The critical discourse regarding neoliberalism has always included as a leading scholar the late French philosopher Michel Foucault, whose theoretical contributions to the critique of power, medicine, and sexuality continue to inform Left academics and politics. The traditional view is that his anti-authoritarian views are important to understand and can be utilized in a fashion to critique the political shortcomings of a socialist state like the USSR or China.
The intersection between Foucault and working class politics is perhaps best exemplified by the late thinker’s debate with Noam Chomsky and his interactions with the mass strikes that turned France upside down in May 1968. Many prominent Marxists like Angela Davis or Fredric Jameson have worked to integrate his critiques of Marxism into their own works.
However, a new reading of Foucault has emerged that is not at all radical. Centered around French sociologist Daniel Zamora, it re-examines the writings of Foucault, particularly his key text The Birth of Biopolitics, and sees his comments regarding the early days of American neoliberalism as what they plainly are, laudatory. Zamora says in a piece for Jacobin magazine:
The welfare state is obviously the result of a compromise between social classes. It is not, therefore, a question of “stopping there,” but, on the contrary, of understanding that the welfare state can be the point of departure for something new. My problem with Michel Foucault, then, is not that he seeks to “move beyond” the welfare state, but that he actively contributed to its destruction, and that he did so in a way that was entirely in step with the neoliberal critiques of the moment. His objective was not to move towards “socialism,” but to be rid of it… Colin Gordon, one of Foucault’s principal translators and commentators in the Anglo-Saxon world, has no trouble saying that he sees in Foucault a sort of precursor to the Blairite Third Way, incorporating neoliberal strategy within the social-democratic corpus. [Emphasis added]
One of the other key elements of this critique from Zamora is the fact that one of the philosopher’s literary executors, François Ewald, is a mover and shaker in the intellectual world of neoliberal policy. Perhaps one of the best examples of this is his May 2012 session at the University of Chicago. Here we have a perfect example of the kind of thing only fantasized of in comic books regarding super-villains.
This is of course the University that was home to Milton Friedman and Arnold Harberger, the two economists whose Chicago Boys from Chile used their homeland as a test case for the roll out of neoliberal policy under the auspices of Augusto Pinochet after the socialist Salvador Allende was overthrown in a 1973 coup backed by the Nixon administration. It is worth noting that a young neoliberal Barack Obama made key connections at this same institution and used it to gain footing as a “community organizer” by gentrifying historic black neighborhoods in the city.
This reading of Foucault is one that might leave some quite shaken. Zamora is adamant when he says “his contribution on this point [regarding marginalized social groups not discussed by Old Left critiques of capitalism] is very important. He clearly removed from the shadows a whole spectrum of oppressions that had been invisible before. But his approach did not solely aim to put these problems forward: he sought to give them a political centrality that can be questioned… Let me be clear, the problem is obviously not to have placed on the agenda a whole spectrum of dominations that had once been ignored, the problem comes from the fact that these dominations are more and more theorized and thought outside of questions of exploitation. Far from outlining a theoretical perspective that thinks through the relations between these problems, they are little by little pitted against each other, even thought of as contradictory.” To deny that Foucault’s impact on academia and the mainstream media discourse is absurd.

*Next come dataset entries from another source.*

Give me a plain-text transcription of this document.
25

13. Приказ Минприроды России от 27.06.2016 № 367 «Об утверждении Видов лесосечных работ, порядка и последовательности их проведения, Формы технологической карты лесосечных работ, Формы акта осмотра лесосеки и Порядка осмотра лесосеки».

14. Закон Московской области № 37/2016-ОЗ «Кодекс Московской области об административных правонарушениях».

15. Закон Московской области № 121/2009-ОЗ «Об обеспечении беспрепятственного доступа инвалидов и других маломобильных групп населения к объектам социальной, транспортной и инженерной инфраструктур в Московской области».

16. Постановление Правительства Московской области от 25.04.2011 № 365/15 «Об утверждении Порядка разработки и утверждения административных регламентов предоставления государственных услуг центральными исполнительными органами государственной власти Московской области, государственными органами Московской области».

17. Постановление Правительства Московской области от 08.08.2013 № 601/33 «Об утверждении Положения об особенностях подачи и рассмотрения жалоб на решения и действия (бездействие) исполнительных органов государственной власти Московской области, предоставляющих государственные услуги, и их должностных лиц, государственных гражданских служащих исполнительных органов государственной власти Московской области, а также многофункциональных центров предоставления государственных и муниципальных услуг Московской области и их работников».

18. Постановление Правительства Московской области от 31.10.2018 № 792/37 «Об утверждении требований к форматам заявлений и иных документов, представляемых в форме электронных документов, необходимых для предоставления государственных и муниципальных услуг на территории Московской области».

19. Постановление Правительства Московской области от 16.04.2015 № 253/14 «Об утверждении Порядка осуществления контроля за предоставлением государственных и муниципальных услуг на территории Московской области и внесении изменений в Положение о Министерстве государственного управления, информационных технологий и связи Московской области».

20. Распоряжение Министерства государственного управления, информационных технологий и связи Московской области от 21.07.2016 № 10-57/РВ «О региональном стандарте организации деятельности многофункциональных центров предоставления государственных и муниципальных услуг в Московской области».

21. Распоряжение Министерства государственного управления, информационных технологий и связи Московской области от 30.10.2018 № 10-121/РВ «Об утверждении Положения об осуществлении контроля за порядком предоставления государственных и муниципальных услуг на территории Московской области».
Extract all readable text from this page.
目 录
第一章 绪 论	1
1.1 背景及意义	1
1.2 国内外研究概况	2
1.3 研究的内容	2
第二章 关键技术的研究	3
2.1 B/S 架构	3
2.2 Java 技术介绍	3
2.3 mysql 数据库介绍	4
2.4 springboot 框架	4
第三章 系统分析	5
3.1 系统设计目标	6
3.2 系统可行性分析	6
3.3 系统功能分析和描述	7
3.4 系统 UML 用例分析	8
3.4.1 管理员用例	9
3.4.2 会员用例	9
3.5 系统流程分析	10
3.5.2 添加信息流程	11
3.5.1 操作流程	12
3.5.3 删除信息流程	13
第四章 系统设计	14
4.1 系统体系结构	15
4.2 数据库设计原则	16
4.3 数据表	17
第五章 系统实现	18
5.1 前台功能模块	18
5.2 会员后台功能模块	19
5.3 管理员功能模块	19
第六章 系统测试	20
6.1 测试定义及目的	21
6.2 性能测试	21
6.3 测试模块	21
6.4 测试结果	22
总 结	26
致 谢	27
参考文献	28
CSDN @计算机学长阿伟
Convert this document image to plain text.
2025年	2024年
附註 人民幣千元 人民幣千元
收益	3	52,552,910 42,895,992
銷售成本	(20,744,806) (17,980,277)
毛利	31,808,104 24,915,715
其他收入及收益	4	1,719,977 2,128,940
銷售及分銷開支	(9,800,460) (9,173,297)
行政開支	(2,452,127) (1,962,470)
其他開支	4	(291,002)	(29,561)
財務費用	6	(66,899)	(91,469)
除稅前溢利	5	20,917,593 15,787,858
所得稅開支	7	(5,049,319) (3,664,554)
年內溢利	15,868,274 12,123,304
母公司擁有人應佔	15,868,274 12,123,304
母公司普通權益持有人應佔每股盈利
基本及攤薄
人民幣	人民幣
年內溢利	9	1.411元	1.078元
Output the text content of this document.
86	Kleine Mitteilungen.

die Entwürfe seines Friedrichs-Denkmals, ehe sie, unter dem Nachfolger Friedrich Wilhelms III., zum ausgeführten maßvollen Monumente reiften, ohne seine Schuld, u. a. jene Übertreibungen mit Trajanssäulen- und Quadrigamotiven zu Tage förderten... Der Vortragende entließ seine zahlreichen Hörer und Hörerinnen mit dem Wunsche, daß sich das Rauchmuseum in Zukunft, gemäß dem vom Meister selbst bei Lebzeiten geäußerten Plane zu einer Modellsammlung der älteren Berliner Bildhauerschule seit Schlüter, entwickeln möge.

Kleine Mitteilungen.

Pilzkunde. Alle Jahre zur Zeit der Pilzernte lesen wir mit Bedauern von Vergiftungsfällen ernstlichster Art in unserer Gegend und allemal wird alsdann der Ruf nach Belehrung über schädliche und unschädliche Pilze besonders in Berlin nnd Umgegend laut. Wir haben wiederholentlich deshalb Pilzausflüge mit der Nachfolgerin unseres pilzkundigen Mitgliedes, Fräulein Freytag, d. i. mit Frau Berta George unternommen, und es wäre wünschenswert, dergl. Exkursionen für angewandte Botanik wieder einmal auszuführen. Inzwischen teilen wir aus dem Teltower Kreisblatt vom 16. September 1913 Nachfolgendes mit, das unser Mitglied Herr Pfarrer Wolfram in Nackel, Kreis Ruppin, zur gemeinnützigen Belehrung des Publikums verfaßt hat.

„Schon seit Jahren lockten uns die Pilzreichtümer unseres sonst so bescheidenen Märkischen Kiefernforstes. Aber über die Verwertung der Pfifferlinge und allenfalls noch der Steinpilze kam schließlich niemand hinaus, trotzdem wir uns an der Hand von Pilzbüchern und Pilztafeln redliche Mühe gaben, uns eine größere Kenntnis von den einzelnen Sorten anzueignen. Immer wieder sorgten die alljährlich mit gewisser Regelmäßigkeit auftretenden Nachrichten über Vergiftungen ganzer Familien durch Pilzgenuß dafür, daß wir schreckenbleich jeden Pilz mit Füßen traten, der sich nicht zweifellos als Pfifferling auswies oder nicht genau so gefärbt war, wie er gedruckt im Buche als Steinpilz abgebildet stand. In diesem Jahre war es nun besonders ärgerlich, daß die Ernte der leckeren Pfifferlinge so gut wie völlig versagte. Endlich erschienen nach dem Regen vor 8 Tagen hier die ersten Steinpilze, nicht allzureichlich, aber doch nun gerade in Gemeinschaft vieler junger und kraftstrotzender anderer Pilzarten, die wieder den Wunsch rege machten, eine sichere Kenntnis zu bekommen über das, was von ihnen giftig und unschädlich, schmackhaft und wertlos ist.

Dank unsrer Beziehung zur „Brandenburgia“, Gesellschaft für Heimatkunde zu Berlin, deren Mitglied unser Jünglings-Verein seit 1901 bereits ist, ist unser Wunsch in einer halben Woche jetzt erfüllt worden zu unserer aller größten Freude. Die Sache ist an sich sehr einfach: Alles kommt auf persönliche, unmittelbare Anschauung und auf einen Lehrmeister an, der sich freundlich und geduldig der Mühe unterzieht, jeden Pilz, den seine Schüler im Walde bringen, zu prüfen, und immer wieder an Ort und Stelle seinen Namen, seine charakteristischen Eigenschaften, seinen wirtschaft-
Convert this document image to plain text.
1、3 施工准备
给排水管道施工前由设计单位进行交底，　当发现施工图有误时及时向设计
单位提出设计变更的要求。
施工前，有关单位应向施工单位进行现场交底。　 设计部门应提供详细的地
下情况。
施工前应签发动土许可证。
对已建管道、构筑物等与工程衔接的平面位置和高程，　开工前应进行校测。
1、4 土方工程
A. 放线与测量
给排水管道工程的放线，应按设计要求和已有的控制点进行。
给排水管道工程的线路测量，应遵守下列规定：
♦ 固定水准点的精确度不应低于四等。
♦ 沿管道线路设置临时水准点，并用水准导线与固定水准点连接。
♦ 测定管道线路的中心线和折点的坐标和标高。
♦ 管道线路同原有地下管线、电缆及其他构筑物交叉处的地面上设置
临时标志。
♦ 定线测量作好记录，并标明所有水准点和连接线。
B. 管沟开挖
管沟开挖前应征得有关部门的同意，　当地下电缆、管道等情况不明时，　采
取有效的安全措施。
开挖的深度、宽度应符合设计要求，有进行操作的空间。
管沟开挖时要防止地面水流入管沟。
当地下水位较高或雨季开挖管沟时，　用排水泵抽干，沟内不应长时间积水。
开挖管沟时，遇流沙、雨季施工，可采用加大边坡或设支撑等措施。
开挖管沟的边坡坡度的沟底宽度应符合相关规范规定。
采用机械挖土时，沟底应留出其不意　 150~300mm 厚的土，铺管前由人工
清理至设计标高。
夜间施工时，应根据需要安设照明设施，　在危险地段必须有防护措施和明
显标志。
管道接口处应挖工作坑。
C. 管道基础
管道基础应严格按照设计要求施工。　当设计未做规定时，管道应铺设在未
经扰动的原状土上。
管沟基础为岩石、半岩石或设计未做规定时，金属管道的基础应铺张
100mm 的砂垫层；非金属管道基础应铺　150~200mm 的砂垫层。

And yet here is the ultimate, sad irony of his support for the neoliberal project. In the early 1980’s Foucault took on a series of lectures at California universities, spending his nights exploring the gay men’s bath house scene partly because of his interest in the power dynamics of BDSM culture and partly because he was openly gay. These were the early days of the HIV/AIDS epidemic and Foucault contracted the virus. In the book And the Band Played On, San Francisco gay journalist Randy Shilts make it abundantly clear that the epidemic happened precisely because the Reagan administration’s embrace of neoliberal policy decimated the ability of the Centers for Disease Control and other federal agencies to properly respond to the outbreak of communicable illnesses. How ironic then that the recent controversy regarding Hillary Clinton on the death of Nancy Reagan, a public instance of disrespect for the queer radical movement that responded with militancy to the excesses of neoliberalism, should require us to take into account the role played by one of the philosophers of that very radical movement and his dubious legacy.